Xiaomi's Real-Time Lakehouse Implementation: Best Practices with Apache Paimon

Written by Yujiang Zhong | Nov 20, 2025 5:22:48 AM

This article is compiled from the presentation by Mr. Zhong Yujiang, a software development engineer, Xiaomi, at the Flink Forward Asia 2024 Streaming Lakehouse (Part I) session. The content mainly consists of the following three parts:

1. Background Introduction
Building a Near-Real-Time Data Lakehouse Based on Paimon
Future Outlook

Challenges in Xiaomi's Real-Time Lakehouse Evolution

The first part is the background introduction, which briefly describes the architecture of typical real-time data warehouses and the reasons for introducing Apache Paimon.

Legacy Architecture: Flink + Talos + Iceberg Limitations

The current real-time lakehouse computing framework primarily consists of Flink + Talos + Iceberg.

The above diagram illustrates our previous real-time lakehouse computing architecture. The upper half represents the real-time pipeline, primarily consisting of Flink, Talos, and Iceberg. Talos is an internally developed message queue. The data in this pipeline typically originates from transaction data generated by online systems or logs reported from terminals. After the data is collected and reported to Talos via the collection platform, users can perform custom data transformation operations to generate a real-time data warehouse for downstream system consumption. The downstream systems are usually OLAP BI application platforms or real-time query systems.

The lower half of the diagram depicts the offline pipeline. Due to stability or computational resource constraints in the real-time pipeline, some attributes may be discarded, and complete cycle data may not be retained, resulting in incomplete outcomes from real-time calculations. Therefore, we utilize the offline pipeline to compute the final correct data results.

Key Architectural Challenges: Cost, Complexity, and Data Redundancy

This architecture primarily faces the following pain points:

High Cost of Real-Time Computing: The lakehouse mainly utilizes Iceberg, but Iceberg has limited support for stream processing semantics. For instance, some frequently updated operations commonly used in stream processing, such as stream join, real-time deduplication, and partial column updates, are unsupported by Iceberg. Consequently, many computational operations need to be executed at the computation layer, specifically within Flink jobs. This leads to higher resource consumption and poorer stability of the jobs.
Complex Architecture with Poor Job Stability: The overall job architecture is relatively complex during real-time processing, resulting in lower stability. As seen in the previous diagram, in addition to Iceberg and the message queue in the real-time data warehouse, an external key-value (KV) system may be introduced based on demand. This additional KV system increases operational costs for users and is inconvenient to use, as it cannot be queried directly through the OLAP engine.
High Storage Costs: The existence of both real-time and offline pipelines, along with data redundancy in the KV system, results in high storage costs. The data prices in the KV system are typically much higher than those in the lakehouse.

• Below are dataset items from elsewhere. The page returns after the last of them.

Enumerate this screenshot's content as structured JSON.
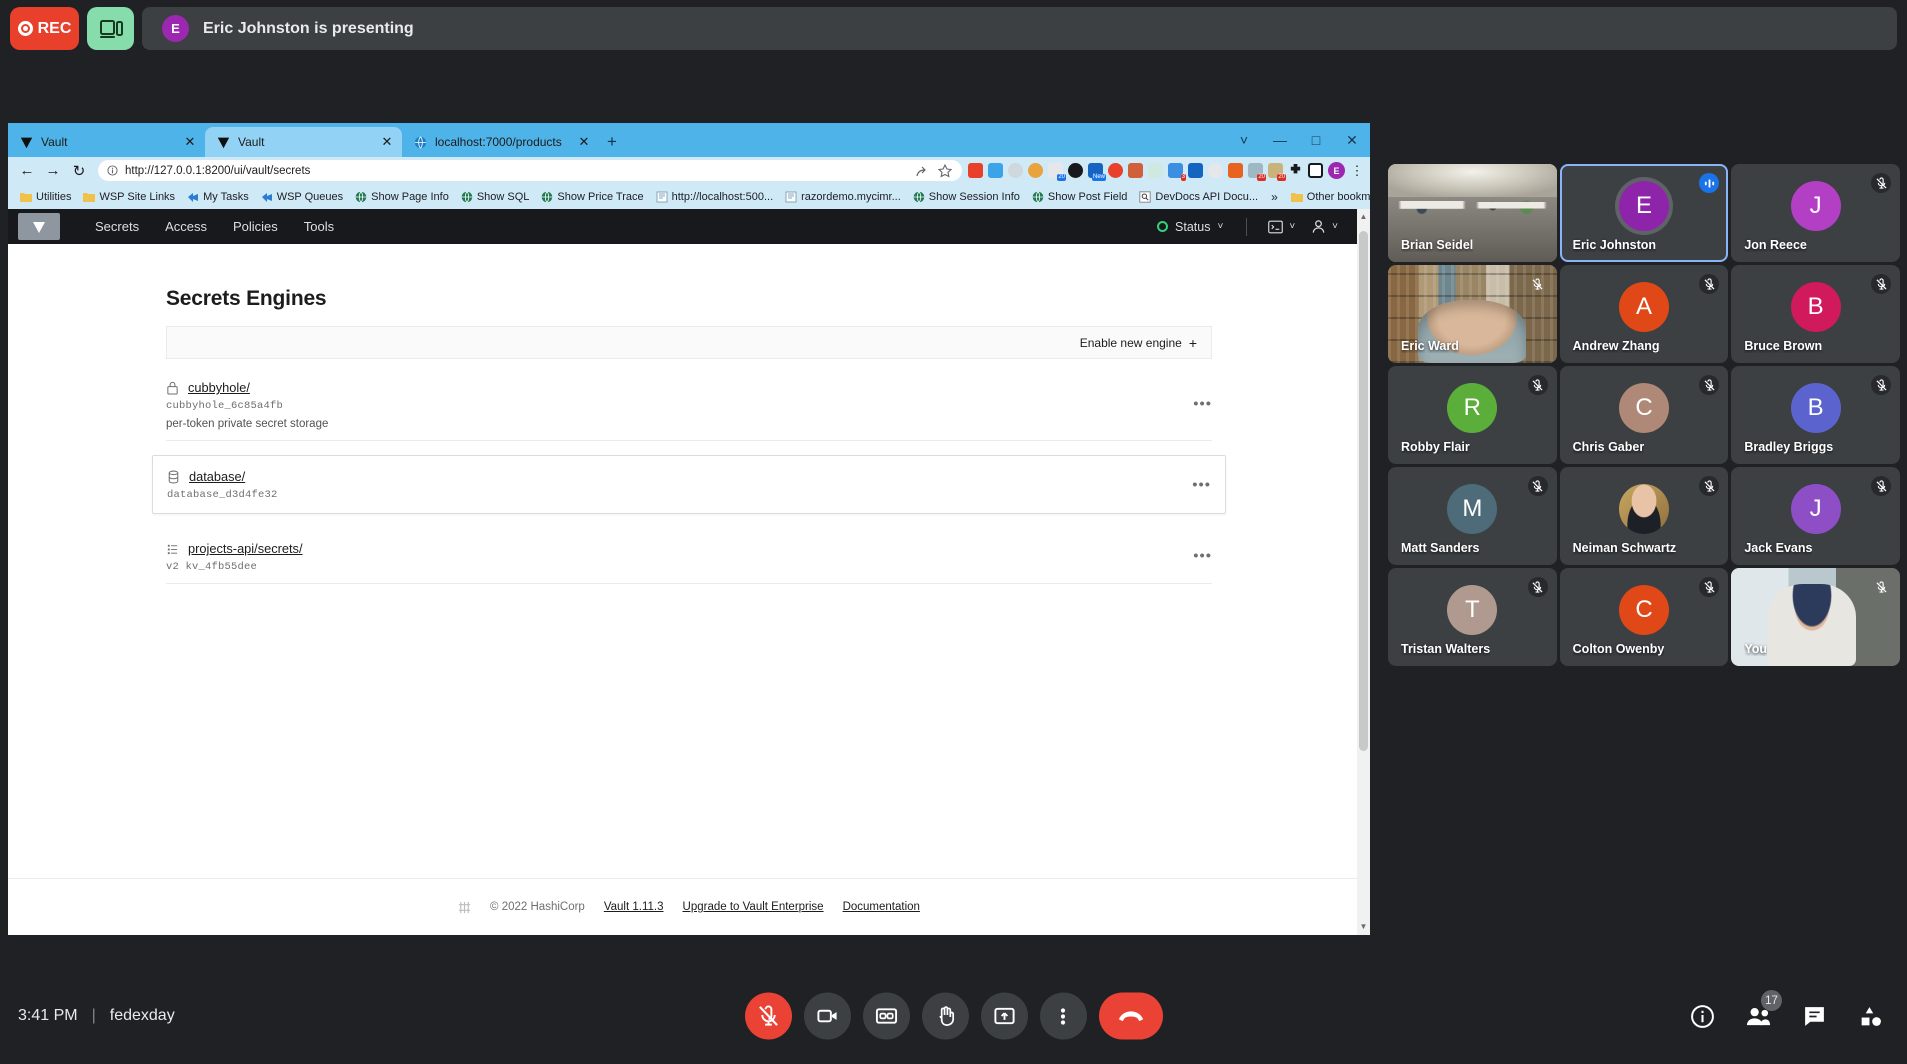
{
  "top_bar": {
    "rec_label": "REC",
    "rec_icon": "record-dot-icon",
    "present_icon": "present-screen-icon",
    "presenter_initial": "E",
    "presenting_text": "Eric Johnston is presenting",
    "rec_color": "#e8402b",
    "present_color": "#86ddab"
  },
  "browser": {
    "tabs": [
      {
        "title": "Vault",
        "favicon": "vault-logo-icon",
        "active": false
      },
      {
        "title": "Vault",
        "favicon": "vault-logo-icon",
        "active": true
      },
      {
        "title": "localhost:7000/products",
        "favicon": "globe-icon",
        "active": false
      }
    ],
    "new_tab_label": "+",
    "window_controls": [
      "chevron-down-icon",
      "minimize-icon",
      "maximize-icon",
      "close-icon"
    ],
    "nav": {
      "back_icon": "arrow-left-icon",
      "forward_icon": "arrow-right-icon",
      "reload_icon": "reload-icon"
    },
    "url": "http://127.0.0.1:8200/ui/vault/secrets",
    "url_info_icon": "info-circle-icon",
    "url_actions": [
      "share-icon",
      "bookmark-star-icon"
    ],
    "profile_initial": "E",
    "bookmarks": [
      {
        "label": "Utilities",
        "icon": "folder-icon"
      },
      {
        "label": "WSP Site Links",
        "icon": "folder-icon"
      },
      {
        "label": "My Tasks",
        "icon": "sharepoint-icon"
      },
      {
        "label": "WSP Queues",
        "icon": "sharepoint-icon"
      },
      {
        "label": "Show Page Info",
        "icon": "globe-icon"
      },
      {
        "label": "Show SQL",
        "icon": "globe-icon"
      },
      {
        "label": "Show Price Trace",
        "icon": "globe-icon"
      },
      {
        "label": "http://localhost:500...",
        "icon": "document-icon"
      },
      {
        "label": "razordemo.mycimr...",
        "icon": "document-icon"
      },
      {
        "label": "Show Session Info",
        "icon": "globe-icon"
      },
      {
        "label": "Show Post Field",
        "icon": "globe-icon"
      },
      {
        "label": "DevDocs API Docu...",
        "icon": "search-doc-icon"
      }
    ],
    "bookmarks_overflow": "»",
    "other_bookmarks": {
      "label": "Other bookmarks",
      "icon": "folder-icon"
    },
    "extension_badges": [
      "20",
      "New",
      "3",
      "20",
      "20"
    ]
  },
  "vault": {
    "logo_icon": "vault-triangle-icon",
    "nav_links": [
      "Secrets",
      "Access",
      "Policies",
      "Tools"
    ],
    "status": {
      "label": "Status",
      "dot_color": "#2fd37a",
      "chevron": "chevron-down-icon"
    },
    "console_icon": "terminal-icon",
    "user_icon": "user-icon",
    "page_title": "Secrets Engines",
    "enable_button": {
      "label": "Enable new engine",
      "plus": "+"
    },
    "engines": [
      {
        "name": "cubbyhole/",
        "icon": "lock-icon",
        "accessor": "cubbyhole_6c85a4fb",
        "description": "per-token private secret storage",
        "menu": "•••",
        "selected": false
      },
      {
        "name": "database/",
        "icon": "database-icon",
        "accessor": "database_d3d4fe32",
        "description": "",
        "menu": "•••",
        "selected": true
      },
      {
        "name": "projects-api/secrets/",
        "icon": "kv-list-icon",
        "accessor": "v2  kv_4fb55dee",
        "description": "",
        "menu": "•••",
        "selected": false
      }
    ],
    "footer": {
      "logo_icon": "hashicorp-logo-icon",
      "copyright": "© 2022 HashiCorp",
      "version": "Vault 1.11.3",
      "upgrade": "Upgrade to Vault Enterprise",
      "documentation": "Documentation"
    }
  },
  "participants": [
    {
      "name": "Brian Seidel",
      "type": "video",
      "photo": "ph-office",
      "muted": false,
      "speaking": false,
      "show_mic": false
    },
    {
      "name": "Eric Johnston",
      "type": "avatar",
      "initial": "E",
      "color": "#8e24aa",
      "speaking": true,
      "show_mic": true,
      "mic_active": true
    },
    {
      "name": "Jon Reece",
      "type": "avatar",
      "initial": "J",
      "color": "#b23fc4",
      "muted": true,
      "show_mic": true
    },
    {
      "name": "Eric Ward",
      "type": "video",
      "photo": "ph-bookshelf",
      "muted": true,
      "show_mic": true,
      "mic_on_photo": true
    },
    {
      "name": "Andrew Zhang",
      "type": "avatar",
      "initial": "A",
      "color": "#e14817",
      "muted": true,
      "show_mic": true
    },
    {
      "name": "Bruce Brown",
      "type": "avatar",
      "initial": "B",
      "color": "#d01a5b",
      "muted": true,
      "show_mic": true
    },
    {
      "name": "Robby Flair",
      "type": "avatar",
      "initial": "R",
      "color": "#5cae3a",
      "muted": true,
      "show_mic": true
    },
    {
      "name": "Chris Gaber",
      "type": "avatar",
      "initial": "C",
      "color": "#b08878",
      "muted": true,
      "show_mic": true
    },
    {
      "name": "Bradley Briggs",
      "type": "avatar",
      "initial": "B",
      "color": "#5b63cf",
      "muted": true,
      "show_mic": true
    },
    {
      "name": "Matt Sanders",
      "type": "avatar",
      "initial": "M",
      "color": "#4d6b78",
      "muted": true,
      "show_mic": true
    },
    {
      "name": "Neiman Schwartz",
      "type": "photo-avatar",
      "photo": "ph-headshot",
      "muted": true,
      "show_mic": true
    },
    {
      "name": "Jack Evans",
      "type": "avatar",
      "initial": "J",
      "color": "#8e4ec6",
      "muted": true,
      "show_mic": true
    },
    {
      "name": "Tristan Walters",
      "type": "avatar",
      "initial": "T",
      "color": "#b09a90",
      "muted": true,
      "show_mic": true
    },
    {
      "name": "Colton Owenby",
      "type": "avatar",
      "initial": "C",
      "color": "#e14817",
      "muted": true,
      "show_mic": true
    },
    {
      "name": "You",
      "type": "video",
      "photo": "ph-room",
      "muted": true,
      "show_mic": true,
      "mic_on_photo": true
    }
  ],
  "bottom_bar": {
    "time": "3:41 PM",
    "separator": "|",
    "meeting_name": "fedexday",
    "controls": [
      {
        "name": "microphone-muted-button",
        "icon": "mic-off-icon",
        "style": "danger"
      },
      {
        "name": "camera-button",
        "icon": "camera-icon",
        "style": "normal"
      },
      {
        "name": "captions-button",
        "icon": "closed-captions-icon",
        "style": "normal"
      },
      {
        "name": "raise-hand-button",
        "icon": "hand-icon",
        "style": "normal"
      },
      {
        "name": "present-screen-button",
        "icon": "present-screen-icon",
        "style": "normal"
      },
      {
        "name": "more-options-button",
        "icon": "more-vertical-icon",
        "style": "normal"
      },
      {
        "name": "leave-call-button",
        "icon": "end-call-icon",
        "style": "hangup"
      }
    ],
    "right_controls": [
      {
        "name": "meeting-details-button",
        "icon": "info-circle-icon",
        "badge": ""
      },
      {
        "name": "participants-button",
        "icon": "people-icon",
        "badge": "17"
      },
      {
        "name": "chat-button",
        "icon": "chat-bubble-icon",
        "badge": ""
      },
      {
        "name": "activities-button",
        "icon": "activities-shapes-icon",
        "badge": ""
      }
    ]
  }
}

Strategic Goals: Unified Architecture and Cost Optimization

Regarding the challenges of real-time data warehousing, there are several key expectations:

Reduce Computing Costs

There is a desire to better integrate stream processing with the data lakehouse, aiming to minimize the additional resource consumption brought about by real-time processing.

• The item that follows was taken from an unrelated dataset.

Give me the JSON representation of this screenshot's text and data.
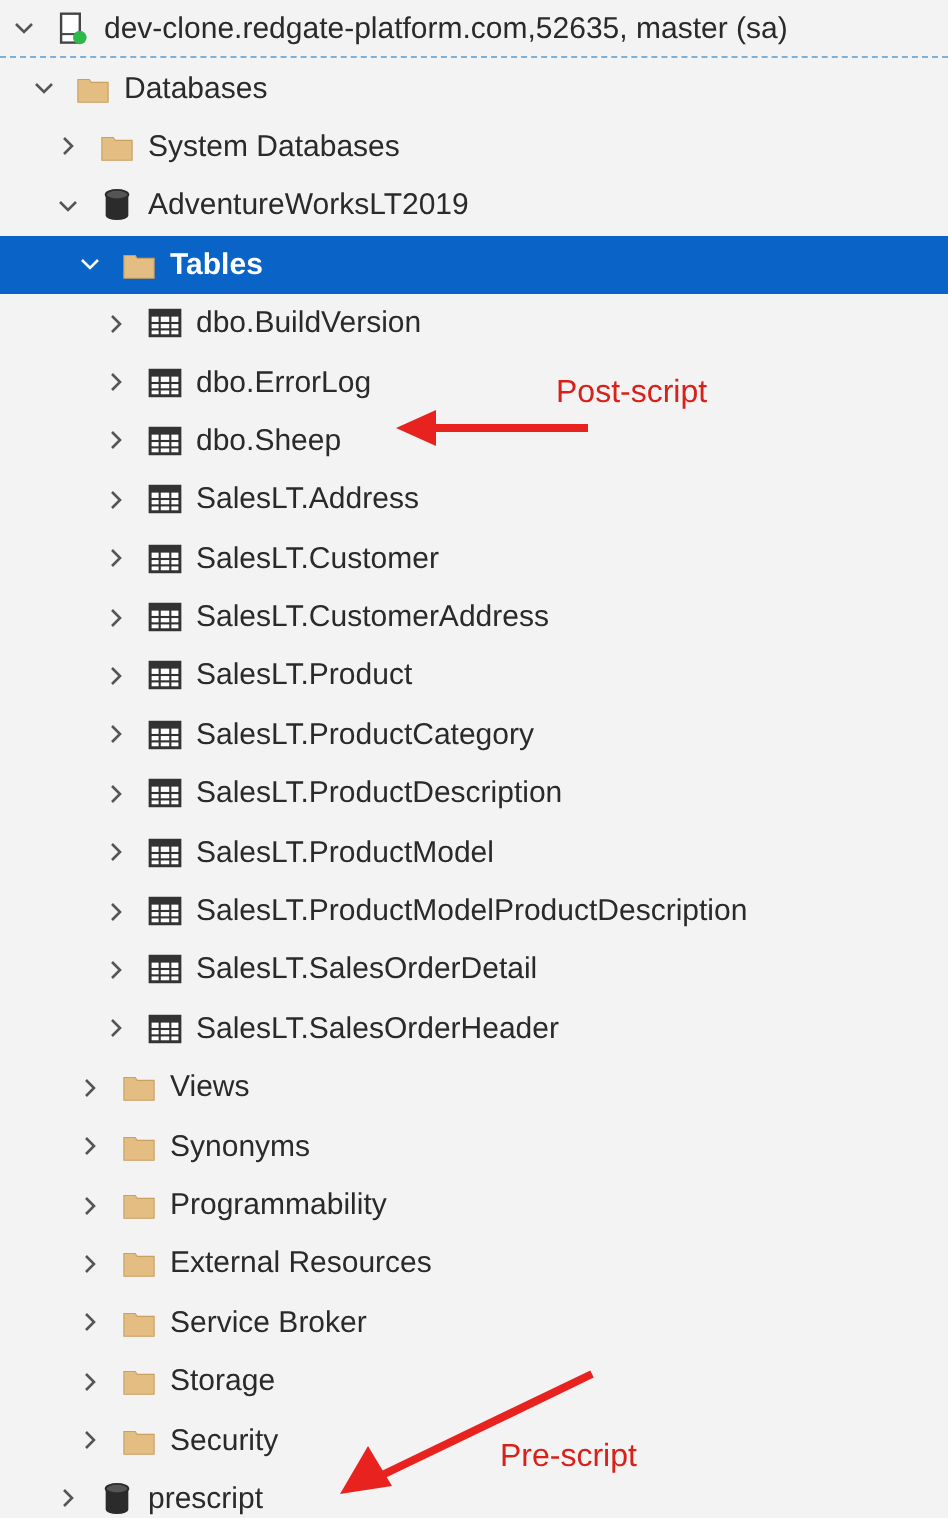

Simplify Architecture and Improve Stability

The goal is to keep the real-time pipeline as straightforward as possible to reduce the development burden on users while enhancing job stability.

Unify Data Pipelines

Efforts should be made to avoid the development and operational costs associated with having separate real-time and offline pipelines, while also reducing data redundancy.

Streamlining Real-Time Lakehouse Architecture with Apache Paimon

The second part introduces building a near-real-time data lakehouse based on Paimon, discusses the capabilities of Paimon, and presents classic application scenarios along with the benefits brought by its implementation.

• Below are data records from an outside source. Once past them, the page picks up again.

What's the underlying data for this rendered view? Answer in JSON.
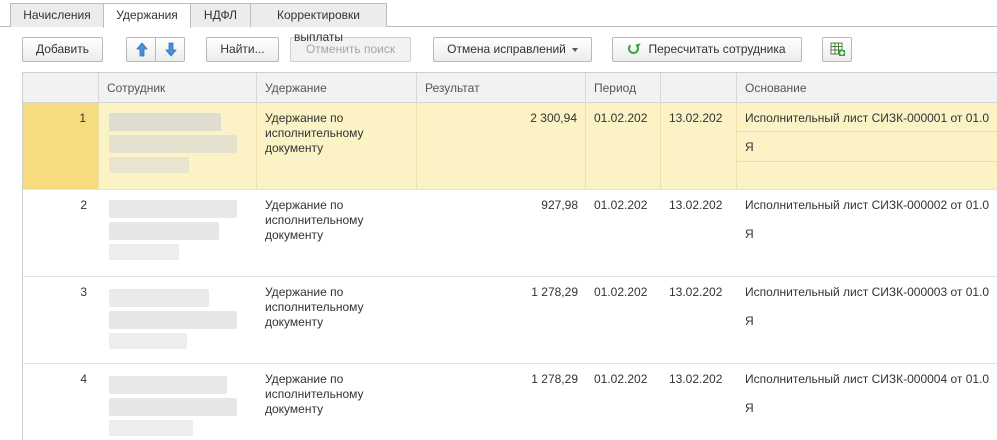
{
  "tabs": [
    {
      "label": "Начисления",
      "active": false
    },
    {
      "label": "Удержания",
      "active": true
    },
    {
      "label": "НДФЛ",
      "active": false
    },
    {
      "label": "Корректировки выплаты",
      "active": false
    }
  ],
  "toolbar": {
    "add_label": "Добавить",
    "find_label": "Найти...",
    "cancel_search_label": "Отменить поиск",
    "cancel_corrections_label": "Отмена исправлений",
    "recalc_label": "Пересчитать сотрудника"
  },
  "table": {
    "columns": {
      "employee": "Сотрудник",
      "deduction": "Удержание",
      "result": "Результат",
      "period": "Период",
      "period_end": "",
      "basis": "Основание"
    },
    "rows": [
      {
        "n": "1",
        "deduction": "Удержание по исполнительному документу",
        "result": "2 300,94",
        "start": "01.02.202",
        "end": "13.02.202",
        "basis": "Исполнительный лист СИЗК-000001 от 01.0",
        "basis2": "Я",
        "selected": true
      },
      {
        "n": "2",
        "deduction": "Удержание по исполнительному документу",
        "result": "927,98",
        "start": "01.02.202",
        "end": "13.02.202",
        "basis": "Исполнительный лист СИЗК-000002 от 01.0",
        "basis2": "Я",
        "selected": false
      },
      {
        "n": "3",
        "deduction": "Удержание по исполнительному документу",
        "result": "1 278,29",
        "start": "01.02.202",
        "end": "13.02.202",
        "basis": "Исполнительный лист СИЗК-000003 от 01.0",
        "basis2": "Я",
        "selected": false
      },
      {
        "n": "4",
        "deduction": "Удержание по исполнительному документу",
        "result": "1 278,29",
        "start": "01.02.202",
        "end": "13.02.202",
        "basis": "Исполнительный лист СИЗК-000004 от 01.0",
        "basis2": "Я",
        "selected": false
      }
    ]
  },
  "colors": {
    "selected_row": "#fbf2c6",
    "selected_num": "#f7dc7f",
    "accent_blue": "#4a90d9",
    "refresh_green": "#3aa142"
  }
}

Apache Paimon Core Capabilities: LSM Storage and Stream-Batch Hybrid Processing

The understanding of Paimon can be briefly summarized as follows:

(1) Lakehouse Table Format: Paimon, similar to Iceberg and other Data Lake projects, belongs to the table format of Lakehouse. This means its underlying storage can be HDFS or S3, offering strong scalability and low cost. It supports AICD and Schema Evolution. Like traditional data warehouses, Paimon supports AICD (Add, Insert, Change, Delete) operations and schema evolution, ensuring the reliability and security of data updates while allowing schema adjustments according to business needs.

(2) LSM Storage Structure: On the basis of the Lakehouse architecture, Paimon innovatively introduces the LSM (Log-Structured Merge-Tree) storage structure, bringing three main capabilities:

Streaming Upsert Functionality: Enables real-time data deduplication and efficient CDC (Change Data Capture) updates.
Partial Update: Supports updates to individual columns.
Aggregation: Near-real-time data aggregation.

In summary, Paimon effectively supports stream computing semantics on top of the Lakehouse structure by introducing the LSM data structure while also providing good support for batch processing.

Use Case 1: Implementing Data Flatting Using Paimon Partial-Update

The application scenario can be described as using Paimon's partial column update functionality to achieve data flattening. Before the introduction of Paimon, jobs typically used the classic two-stream join solution. The job would consume two event streams, perform filtering and transformation operations, and then execute the two-stream join. Due to the large volume of data, the state could easily reach the TB level. To reduce the state in Flink jobs, longer-period data would typically be stored in external KV systems like HBase or Pegasus, while only the state data for the most recent few hours would be kept in the Flink job.

This approach brings two problems. First, the large state leads to job instability. Second, the use of additional KV systems increases development and operational costs, and managing KV systems is not convenient. Analyzing the root cause of these problems reveals that the efficiency of the two-stream join is very low. Due to the large volume of two-stream join data, most of the Flink state data is cached on local disks. If the in-memory data cache is exhausted during the Join, random reads from the disk are required. Given the overall high data traffic, the frequency of random disk reads is very high. Additionally, when longer-period data needs to be queried, external KV systems must be accessed, which not only brings network overhead but also leads to data redundancy.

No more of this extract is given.